Numa cena de O Paraíso Deve Ser Aqui, uma ambulância estaciona junto a um morador de rua e lhe serve uma refeição com escolhas num menu variado. Elia Suleiman usava da sátira, mas não deixava de refletir a qualidade invejável da assistência francesa aos clochards. O sistema real, contudo, não admite paternalismo. O amparo visa a rápida reintegração das pessoas no meio social. As Invisíveis (Les Invisibles) conta a história de um centro de acolhimento diurno de mulheres que não consegue atingir esses objetivos com a rapidez desejável. Por isso está ameaçado de fechar.

A simpática comédia de Louis-Julien Petit, adaptada de livro de Claire Lajeunie, trata da distância fundamental entre a assistência burocrática encampada pelo estado e a empatia humana existente entre um grupo de voluntárias e suas assistidas. Juntas, elas improvisam um programa expresso de reintegração, que consiste em descobrir a vocação de cada sem-teto e tentar colocá-las no mercado de trabalho – e eventualmente na rota de um romance.

Os workshops e sessões de psicodrama dão margem a situações e diálogos hilários, sem medo de agenciar as excentricidades das personagens. Descobre-se, então, a graça de ajudar e ser ajudado. É possível encontrar humor até na compaixão. Com a particularidade que, no mesmo processo, também as voluntárias conseguem algum refrigério para suas carências. Mas quando tudo se encaminha para o modelo do feel good movie, eis que a dureza da realidade se impõe.

Grande parte do apelo do filme vem do casting excepcional e da direção inspirada, que reúne e nivela atrizes profissionais e ex-moradoras de rua de meia idade. As personagens dessas últimas atendem por apelidos como Brigitte Bardot, Edith Piaf e La Cicciolina. Elas são invisíveis para a sociedade, mas aqui, mediante um relooking e a redescoberta de suas potencialidades, se revelam mulheres apreciáveis.



Cinderela do Azerbaijão

A crer na comédia De Quem é o Sutiã? (The Bra), as mulheres do Azerbaijão são todas lindas e adoram sutiãs enormes, talvez típicos do Leste europeu. Um deles, estendido para secar na linha férrea que corta um subúrbio de Baku, fica preso na locomotiva e dá início a uma nova versão da Cinderela, dessa vez sem um príncipe encantado. O veterano maquinista está se aposentando e, um tanto por senso de dever, outro tanto por um fetiche de homem solitário, resolve procurar a dona da peça.

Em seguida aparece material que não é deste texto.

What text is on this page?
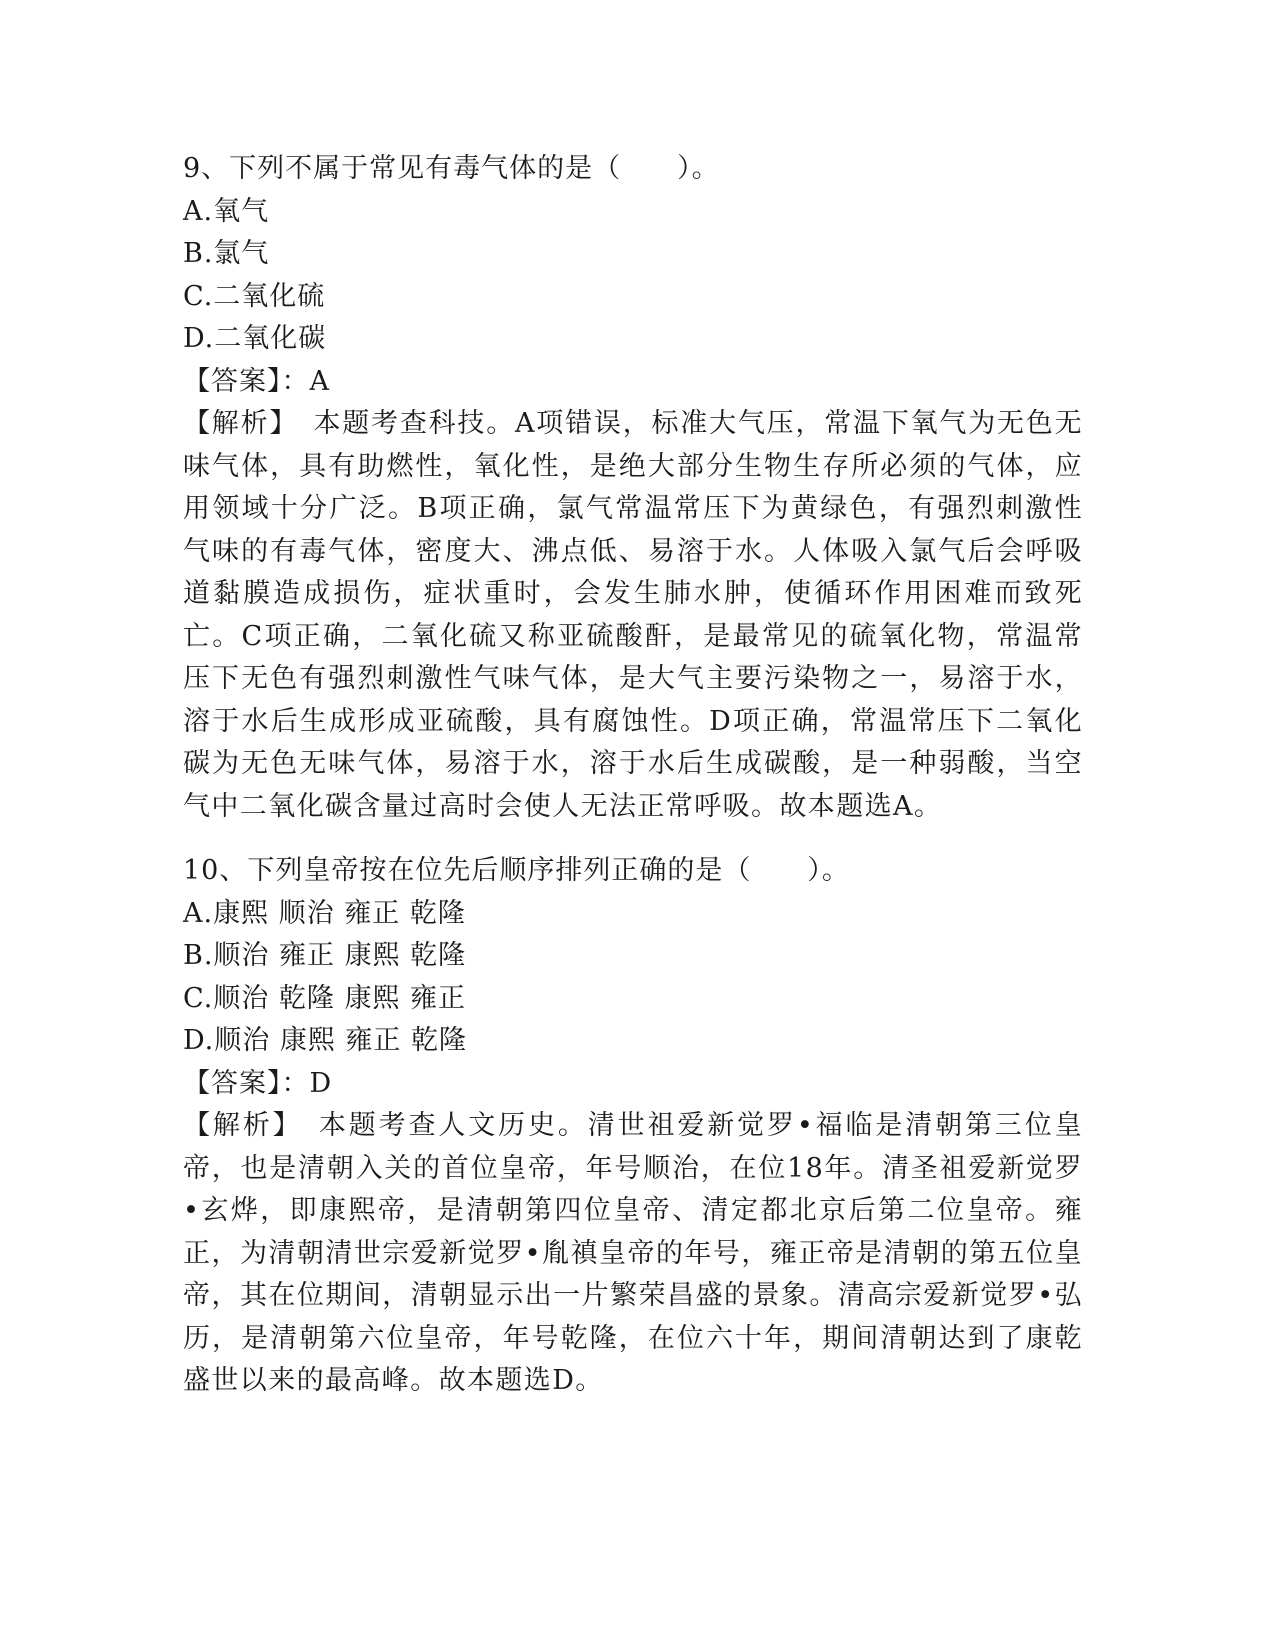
9、下列不属于常见有毒气体的是（　　）。
A.氧气
B.氯气
C.二氧化硫
D.二氧化碳
【答案】：A
【解析】　本题考查科技。A项错误，标准大气压，常温下氧气为无色无味气体，具有助燃性，氧化性，是绝大部分生物生存所必须的气体，应用领域十分广泛。B项正确，氯气常温常压下为黄绿色，有强烈刺激性气味的有毒气体，密度大、沸点低、易溶于水。人体吸入氯气后会呼吸道黏膜造成损伤，症状重时，会发生肺水肿，使循环作用困难而致死亡。C项正确，二氧化硫又称亚硫酸酐，是最常见的硫氧化物，常温常压下无色有强烈刺激性气味气体，是大气主要污染物之一，易溶于水，溶于水后生成形成亚硫酸，具有腐蚀性。D项正确，常温常压下二氧化碳为无色无味气体，易溶于水，溶于水后生成碳酸，是一种弱酸，当空气中二氧化碳含量过高时会使人无法正常呼吸。故本题选A。
10、下列皇帝按在位先后顺序排列正确的是（　　）。
A.康熙 顺治 雍正 乾隆
B.顺治 雍正 康熙 乾隆
C.顺治 乾隆 康熙 雍正
D.顺治 康熙 雍正 乾隆
【答案】：D
【解析】　本题考查人文历史。清世祖爱新觉罗•福临是清朝第三位皇帝，也是清朝入关的首位皇帝，年号顺治，在位18年。清圣祖爱新觉罗•玄烨，即康熙帝，是清朝第四位皇帝、清定都北京后第二位皇帝。雍正，为清朝清世宗爱新觉罗•胤禛皇帝的年号，雍正帝是清朝的第五位皇帝，其在位期间，清朝显示出一片繁荣昌盛的景象。清高宗爱新觉罗•弘历，是清朝第六位皇帝，年号乾隆，在位六十年，期间清朝达到了康乾盛世以来的最高峰。故本题选D。
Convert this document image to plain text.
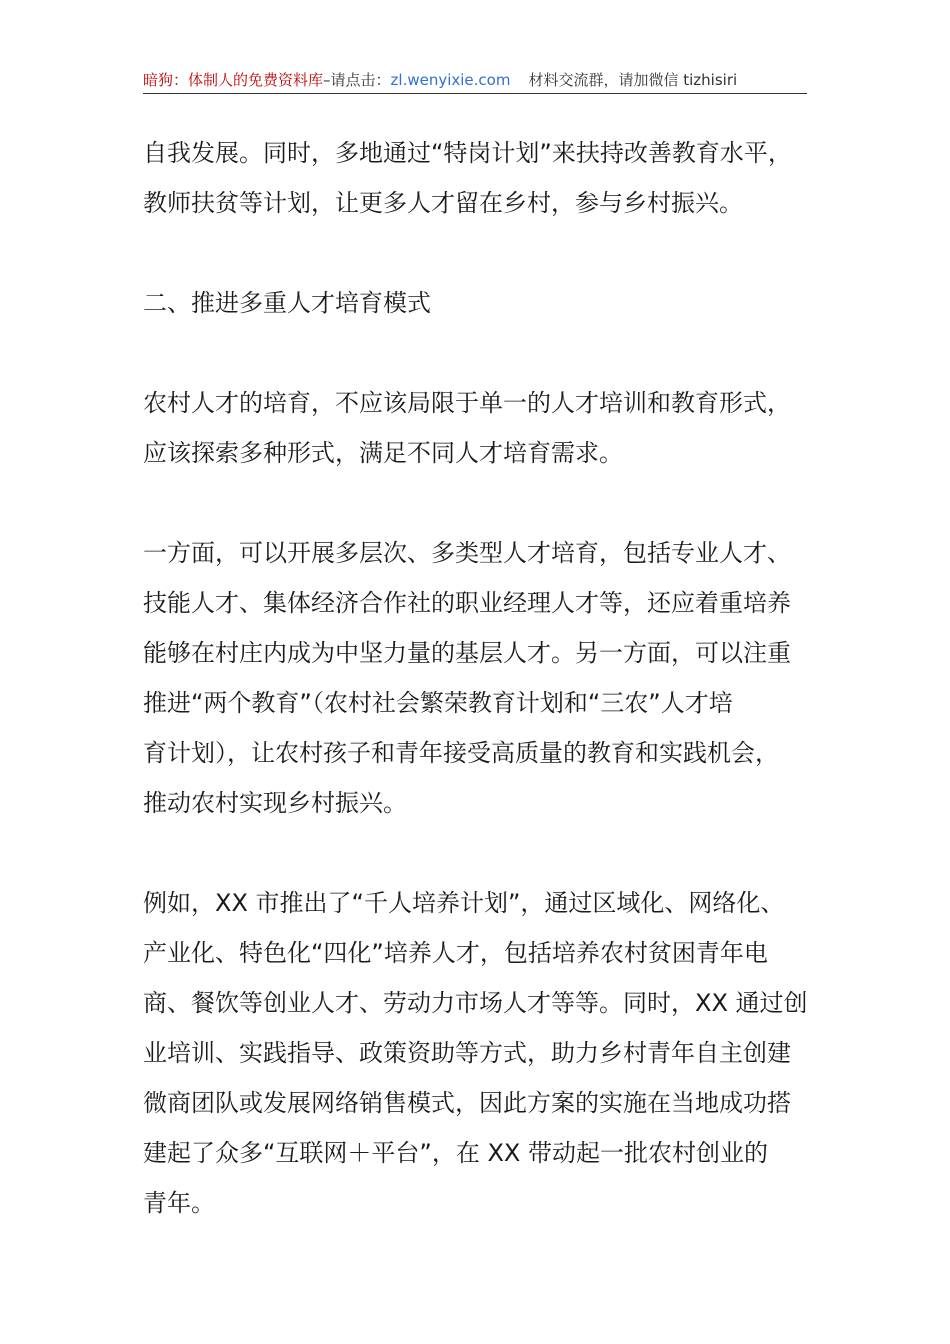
暗狗：体制人的免费资料库–请点击：zl.wenyixie.com 材料交流群，请加微信 tizhisiri
自我发展。同时，多地通过“特岗计划”来扶持改善教育水平，
教师扶贫等计划，让更多人才留在乡村，参与乡村振兴。
二、推进多重人才培育模式
农村人才的培育，不应该局限于单一的人才培训和教育形式，
应该探索多种形式，满足不同人才培育需求。
一方面，可以开展多层次、多类型人才培育，包括专业人才、
技能人才、集体经济合作社的职业经理人才等，还应着重培养
能够在村庄内成为中坚力量的基层人才。另一方面，可以注重
推进“两个教育”（农村社会繁荣教育计划和“三农”人才培
育计划），让农村孩子和青年接受高质量的教育和实践机会，
推动农村实现乡村振兴。
例如，XX 市推出了“千人培养计划”，通过区域化、网络化、
产业化、特色化“四化”培养人才，包括培养农村贫困青年电
商、餐饮等创业人才、劳动力市场人才等等。同时，XX 通过创
业培训、实践指导、政策资助等方式，助力乡村青年自主创建
微商团队或发展网络销售模式，因此方案的实施在当地成功搭
建起了众多“互联网＋平台”，在 XX 带动起一批农村创业的
青年。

Os mais idosos aqui talvez se lembrem dos filmes do holandês Jos Stelling (O Ilusionista, O Homem da Linha), contos absurdos narrados sem diálogos. O diretor alemão Veit Helmer também abre mão das falas, embora, ao contrário de Stelling, não crie uma realidade paralela. Seus personagens são gente comum vivendo em ambiente realista de mulheres submetidas a maridos possessivos. A exceção está no aprendiz de maquinista, interpretado com veia clownesca por Denis Lavant.

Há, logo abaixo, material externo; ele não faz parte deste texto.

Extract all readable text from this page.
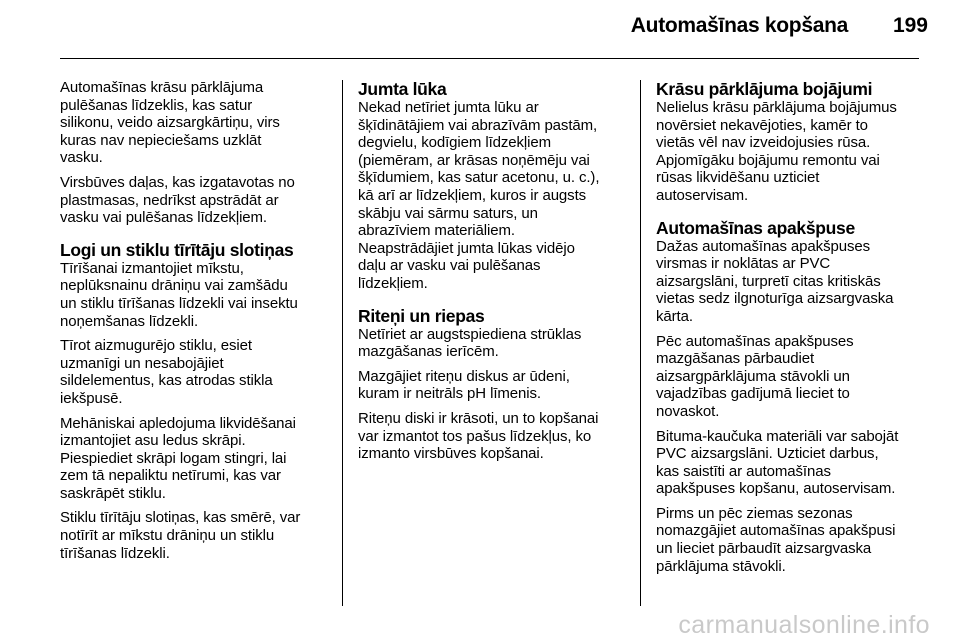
Automašīnas kopšana	199

Automašīnas krāsu pārklājuma
pulēšanas līdzeklis, kas satur
silikonu, veido aizsargkārtiņu, virs
kuras nav nepieciešams uzklāt
vasku.

Virsbūves daļas, kas izgatavotas no
plastmasas, nedrīkst apstrādāt ar
vasku vai pulēšanas līdzekļiem.

Logi un stiklu tīrītāju slotiņas

Tīrīšanai izmantojiet mīkstu,
neplūksnainu drāniņu vai zamšādu
un stiklu tīrīšanas līdzekli vai insektu
noņemšanas līdzekli.

Tīrot aizmugurējo stiklu, esiet
uzmanīgi un nesabojājiet
sildelementus, kas atrodas stikla
iekšpusē.

Mehāniskai apledojuma likvidēšanai
izmantojiet asu ledus skrāpi.
Piespiediet skrāpi logam stingri, lai
zem tā nepaliktu netīrumi, kas var
saskrāpēt stiklu.

Stiklu tīrītāju slotiņas, kas smērē, var
notīrīt ar mīkstu drāniņu un stiklu
tīrīšanas līdzekli.

Jumta lūka

Nekad netīriet jumta lūku ar
šķīdinātājiem vai abrazīvām pastām,
degvielu, kodīgiem līdzekļiem
(piemēram, ar krāsas noņēmēju vai
šķīdumiem, kas satur acetonu, u. c.),
kā arī ar līdzekļiem, kuros ir augsts
skābju vai sārmu saturs, un
abrazīviem materiāliem.
Neapstrādājiet jumta lūkas vidējo
daļu ar vasku vai pulēšanas
līdzekļiem.

Riteņi un riepas

Netīriet ar augstspiediena strūklas
mazgāšanas ierīcēm.

Mazgājiet riteņu diskus ar ūdeni,
kuram ir neitrāls pH līmenis.

Riteņu diski ir krāsoti, un to kopšanai
var izmantot tos pašus līdzekļus, ko
izmanto virsbūves kopšanai.

Krāsu pārklājuma bojājumi

Nelielus krāsu pārklājuma bojājumus
novērsiet nekavējoties, kamēr to
vietās vēl nav izveidojusies rūsa.
Apjomīgāku bojājumu remontu vai
rūsas likvidēšanu uzticiet
autoservisam.

Automašīnas apakšpuse

Dažas automašīnas apakšpuses
virsmas ir noklātas ar PVC
aizsargslāni, turpretī citas kritiskās
vietas sedz ilgnoturīga aizsargvaska
kārta.

Pēc automašīnas apakšpuses
mazgāšanas pārbaudiet
aizsargpārklājuma stāvokli un
vajadzības gadījumā lieciet to
novaskot.

Bituma-kaučuka materiāli var sabojāt
PVC aizsargslāni. Uzticiet darbus,
kas saistīti ar automašīnas
apakšpuses kopšanu, autoservisam.

Pirms un pēc ziemas sezonas
nomazgājiet automašīnas apakšpusi
un lieciet pārbaudīt aizsargvaska
pārklājuma stāvokli.

carmanualsonline.info
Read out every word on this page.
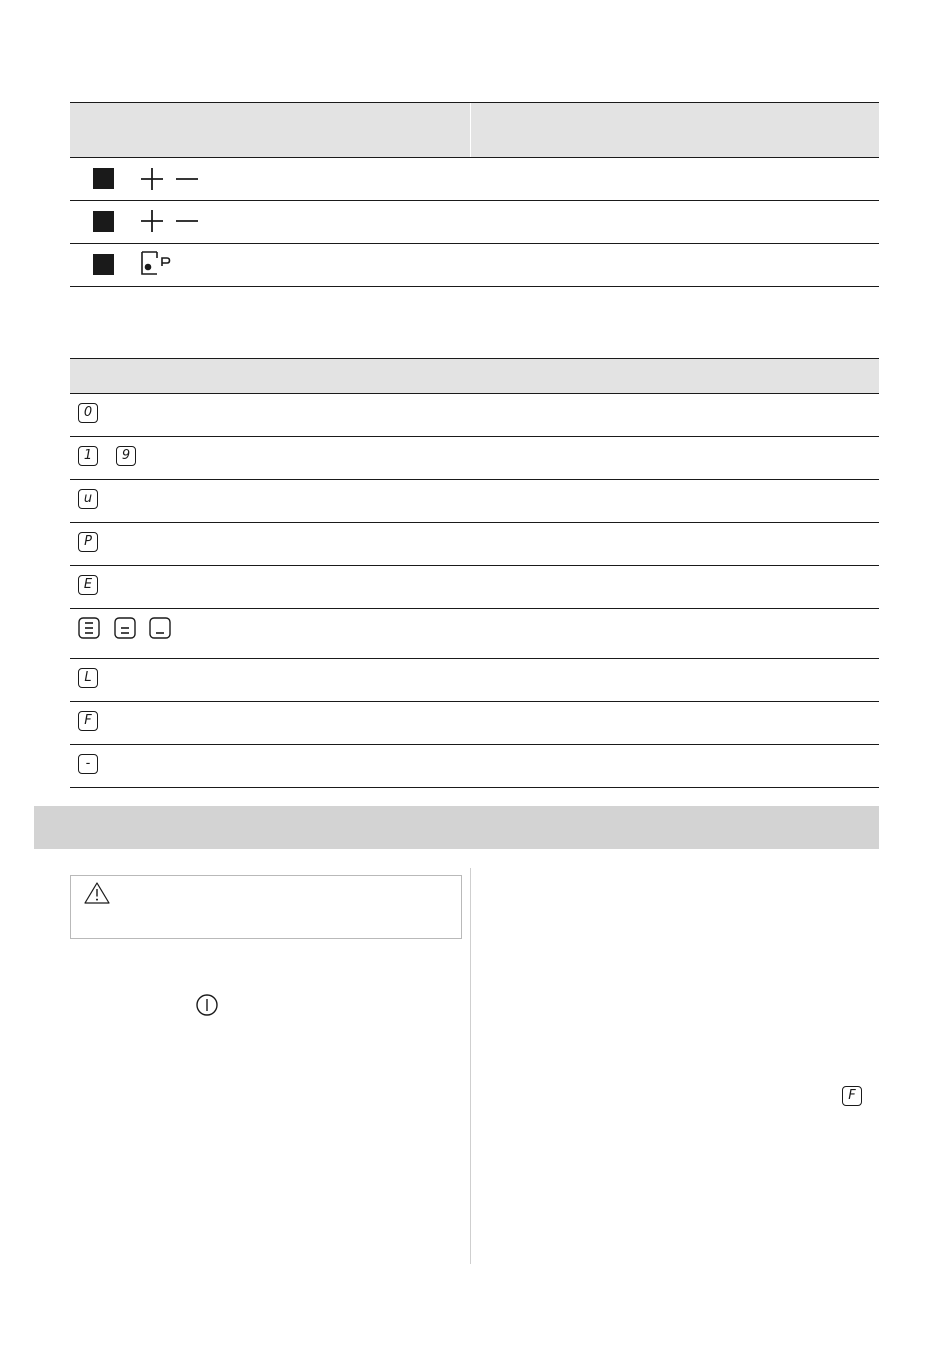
0
1	9
u
P
E
L
F
-
F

A procura do busto que se enquadre no tal sutiã azul desperta reações ora de repúdio, ora de fascinação por um objeto de desejo. Helmer cria algumas gags divertidas em torno da sedução e tira bom partido do cenário natural, mas a graça de sua ideia não se sustenta por muito tempo, caindo na repetição e na obviedade. Quando o trem passava pela enésima vez pela rua estreita do bairro e o maquinista batia na enésima porta, eu já não estava mais interessado em saber a quem, afinal, pertencia a avantajada lingerie.